Aos 27 anos, eu tinha uma carreira tradicional de engenheiro. Trabalhava em uma multinacional na área de monitoramento e GPS e volta e meia viajava para congressos internacionais. Sempre aproveitava para conhecer o lugar, dar uma explorada. E foi isso que aconteceu quando me mandaram para Hong Kong em 2007, com voo de volta via Pequim. Resolvi emendar as férias e conhecer a China, que andava em ebulição a um ano da Olimpíada que iria sediar. Fiquei impressionado. Em todo o canto, sem exagero, esbarrava com uma inovação. Entendi que aquele era o lugar para estar naquela hora e pedi a meu chefe para seguir em Pequim por mais um ano, ajudando na expansão da companhia do lado de lá do globo. Fiquei profundamente feliz quando veio a resposta positiva. Mas a vida tem esse fascinante componente do imprevisível, e minha cabeça mudou. Quatro meses mais tarde, me demiti, no risco, em busca de algo novo. Comecei a viver de bicos de tradução, dava aulas de inglês para crianças e pensava o tempo todo no próximo passo, imerso em um cenário de alta criatividade.
E, de repente, estava morando num país onde não conhecia ninguém, sem saber a língua nem dominar a cultura. Mesmo com as dificuldades naturais de uma reviravolta dessas, porém, me adaptei bem. Fiz amizade com brasileiros e estrangeiros, fui me aclimatando. Estava focado em absorver o que aquela tradição misturada com modernidade poderia me ensinar. Eis que, em meio a tantas diferenças, percebi como as bicicletas elétricas, muito usadas por operários para ir e vir do trabalho, dominavam as ruas. Não se via isso no Brasil. Eram simples, quadradas, sem charme, mas surpreendentemente úteis — inclusive para mim. Como ainda não tinha permissão para dirigir na China, essa bike foi a minha salvação. Fazia tudo com ela e, com o tempo, meus amigos também aderiram. E passamos a percorrer toda a cidade motorizados sobre duas rodas.

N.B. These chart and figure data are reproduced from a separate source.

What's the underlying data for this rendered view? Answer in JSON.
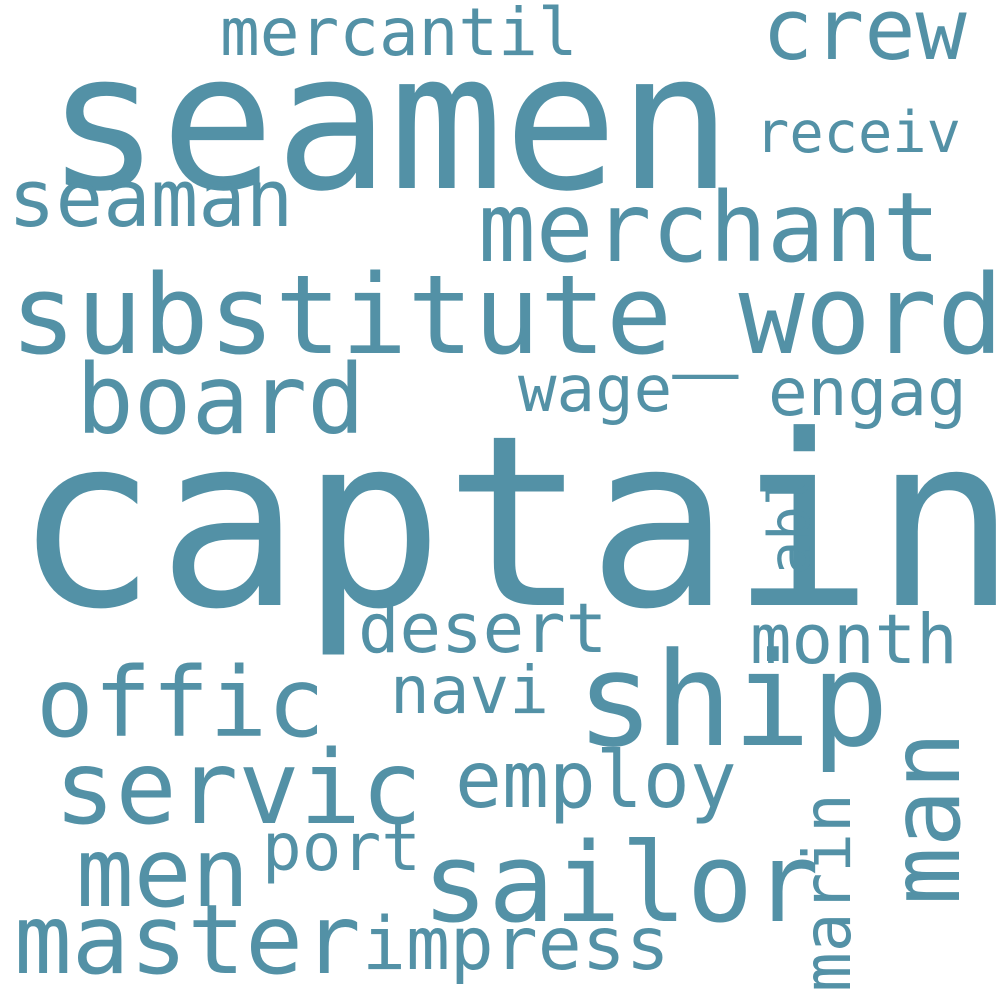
{
  "color": "#5391a6",
  "words": {
    "seamen": "seamen",
    "crew": "crew",
    "mercantil": "mercantil",
    "receiv": "receiv",
    "seaman": "seaman",
    "merchant": "merchant",
    "substitute_word": "substitute_word",
    "board": "board",
    "wage": "wage",
    "engag": "engag",
    "captain": "captain",
    "abl": "abl",
    "desert": "desert",
    "month": "month",
    "offic": "offic",
    "navi": "navi",
    "ship": "ship",
    "man": "man",
    "servic": "servic",
    "employ": "employ",
    "marin": "marin",
    "men": "men",
    "port": "port",
    "sailor": "sailor",
    "master": "master",
    "impress": "impress"
  }
}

Meu interesse por essa forma mais rápida e prática de locomoção cresceu a um ponto tal que decidi visitar fábricas de onde saíam as bicicletas, a meia hora de Pequim. Meu irmão, que hoje é meu sócio, estava no Brasil e eu, empolgado, lá de longe, falava da minha ideia de criar um modelo ajustado à realidade brasileira. Era tudo novo e Rodrigo, a distância, não compreendia exatamente o projeto. Ainda assim, embarcou nele, embalado por um ímpeto de inovar, que é o que também me move. Claro que não foi fácil achar uma fábrica disposta a produzir a bicicleta do jeito que eu imaginava, tudo sob medida. Em 2008, consegui tirar do papel o primeiro modelo da Lev, já prevendo um monte delas na paisagem carioca e de todo o país. Inventamos um produto unissex, com design e, cereja do bolo, ainda vinha com a cestinha. O propósito era criar uma alternativa ao automóvel que atendesse toda a família.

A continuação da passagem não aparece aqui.